Convolutional neural networks (CNNs) provide flexible function approximations for a wide variety of applications when the input variables are in the form of images or spatial data. Although CNNs often outperform traditional statistical models in prediction accuracy, statistical inference, such as estimating the effects of covariates and quantifying the prediction uncertainty, is not trivial due to the highly complicated model structure and overparameterization. To address this challenge, we propose a new Bayesian approach by embedding CNNs within the generalized linear models (GLMs) framework. We use extracted nodes from the last hidden layer of CNN with Monte Carlo (MC) dropout as informative covariates in GLM. This improves accuracy in prediction and regression coefficient inference, allowing for the interpretation of coefficients and uncertainty quantification. By fitting ensemble GLMs across multiple realizations from MC dropout, we can account for uncertainties in extracting the features. We apply our methods to biological and epidemiological problems, which have both high-dimensional correlated inputs and vector covariates. Specifically, we consider malaria incidence data, brain tumor image data, and fMRI data. By extracting information from correlated inputs, the proposed method can provide an interpretable Bayesian analysis. The algorithm can be broadly applicable to image regressions or correlated data analysis by enabling accurate Bayesian inference quickly.

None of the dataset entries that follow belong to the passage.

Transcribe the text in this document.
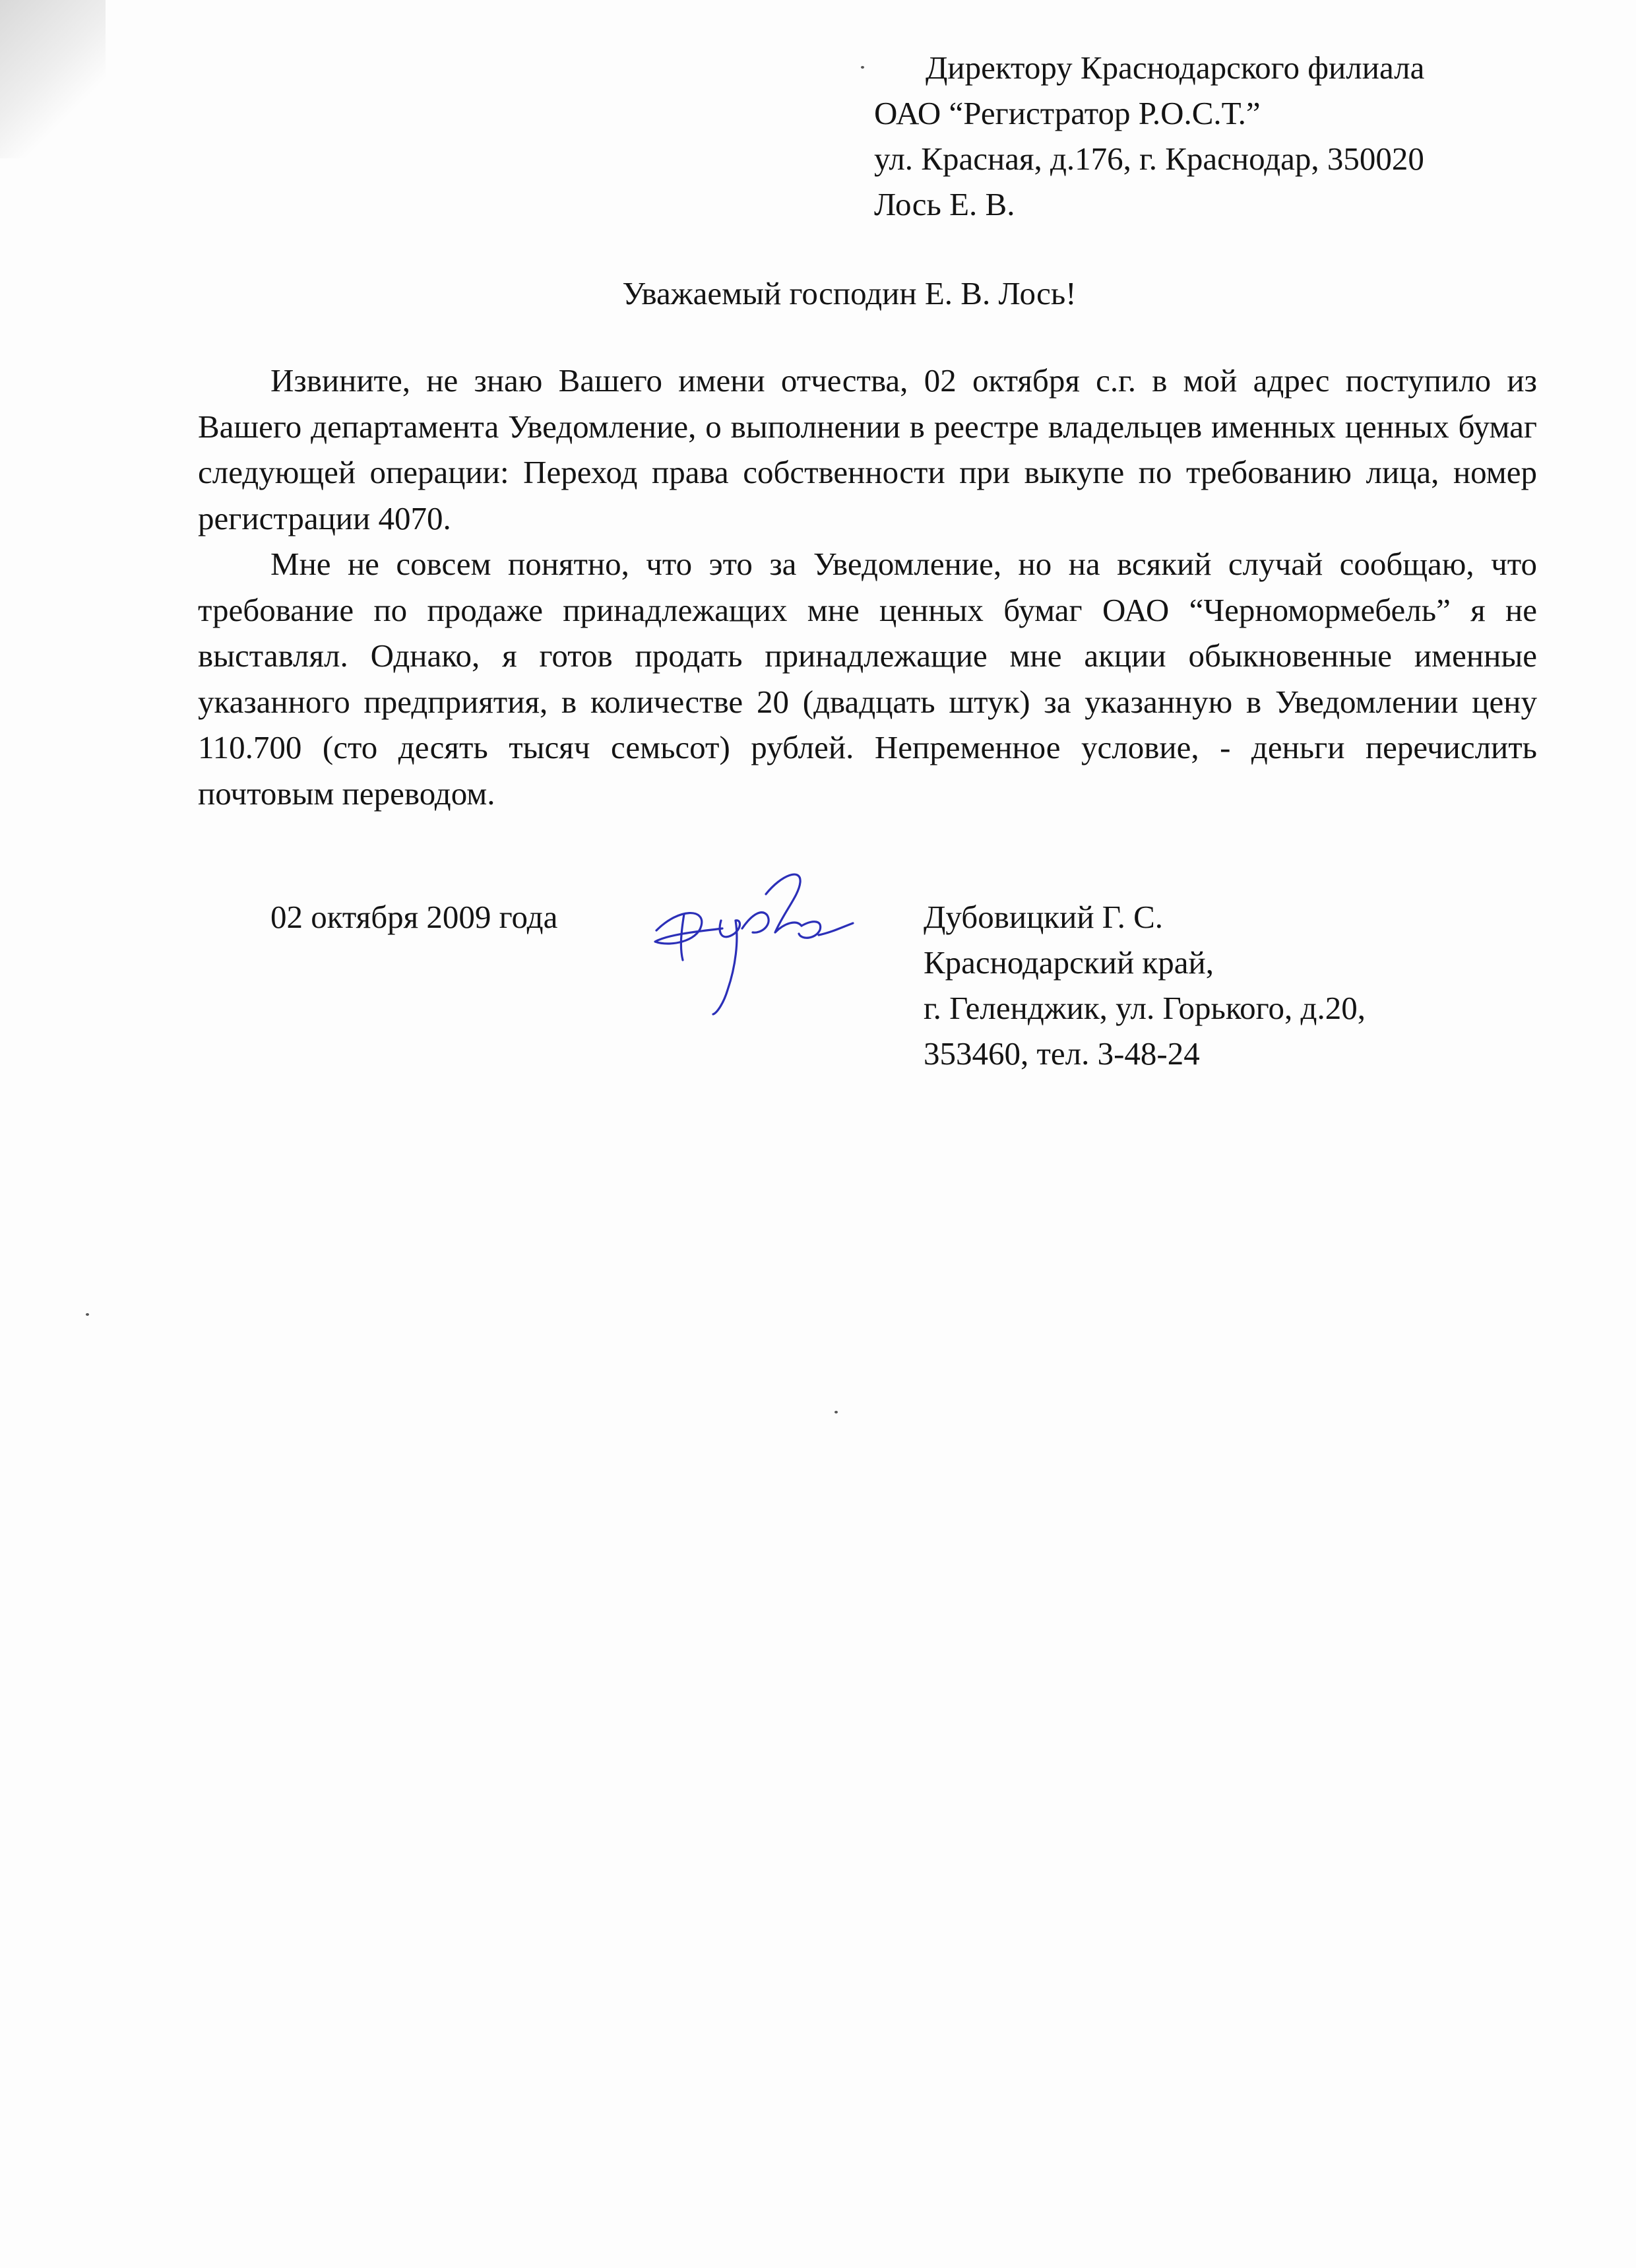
Директору Краснодарского филиала
ОАО “Регистратор Р.О.С.Т.”
ул. Красная, д.176, г. Краснодар, 350020
Лось Е. В.
Уважаемый господин Е. В. Лось!

Извините, не знаю Вашего имени отчества, 02 октября с.г. в мой адрес поступило из Вашего департамента Уведомление, о выполнении в реестре владельцев именных ценных бумаг следующей операции: Переход права собственности при выкупе по требованию лица, номер регистрации 4070.

Мне не совсем понятно, что это за Уведомление, но на всякий случай сообщаю, что требование по продаже принадлежащих мне ценных бумаг ОАО “Черномормебель” я не выставлял. Однако, я готов продать принадлежащие мне акции обыкновенные именные указанного предприятия, в количестве 20 (двадцать штук) за указанную в Уведомлении цену 110.700 (сто десять тысяч семьсот) рублей. Непременное условие, - деньги перечислить почтовым переводом.

02 октября 2009 года	Дубовицкий Г. С.
Краснодарский край,
г. Геленджик, ул. Горького, д.20,
353460, тел. 3-48-24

翻译：卷积神经网络（CNNs）在输入变量为图像或空间数据形式时，能为多种应用提供灵活的函数逼近。尽管CNNs在预测精度上常优于传统统计模型，但由于其高度复杂的模型结构和过度参数化，统计推断（如估计协变量效应和量化预测不确定性）并非易事。为应对这一挑战，我们提出了一种新的贝叶斯方法，将CNNs嵌入广义线性模型（GLMs）框架中。我们使用从CNN最后一个隐藏层提取的节点（结合蒙特卡洛（MC）Dropout）作为GLM中的信息协变量。这提高了预测和回归系数推断的准确性，允许对系数进行解释和不确定性量化。通过在MC Dropout的多次实现中拟合集成GLMs，我们可以考虑特征提取过程中的不确定性。我们将该方法应用于具有高维相关输入和向量协变量的生物学与流行病学问题，具体包括疟疾发病率数据、脑肿瘤图像数据和fMRI数据。通过从相关输入中提取信息，所提方法能够提供可解释的贝叶斯分析。该算法通过实现快速准确的贝叶斯推断，可广泛应用于图像回归或相关数据分析。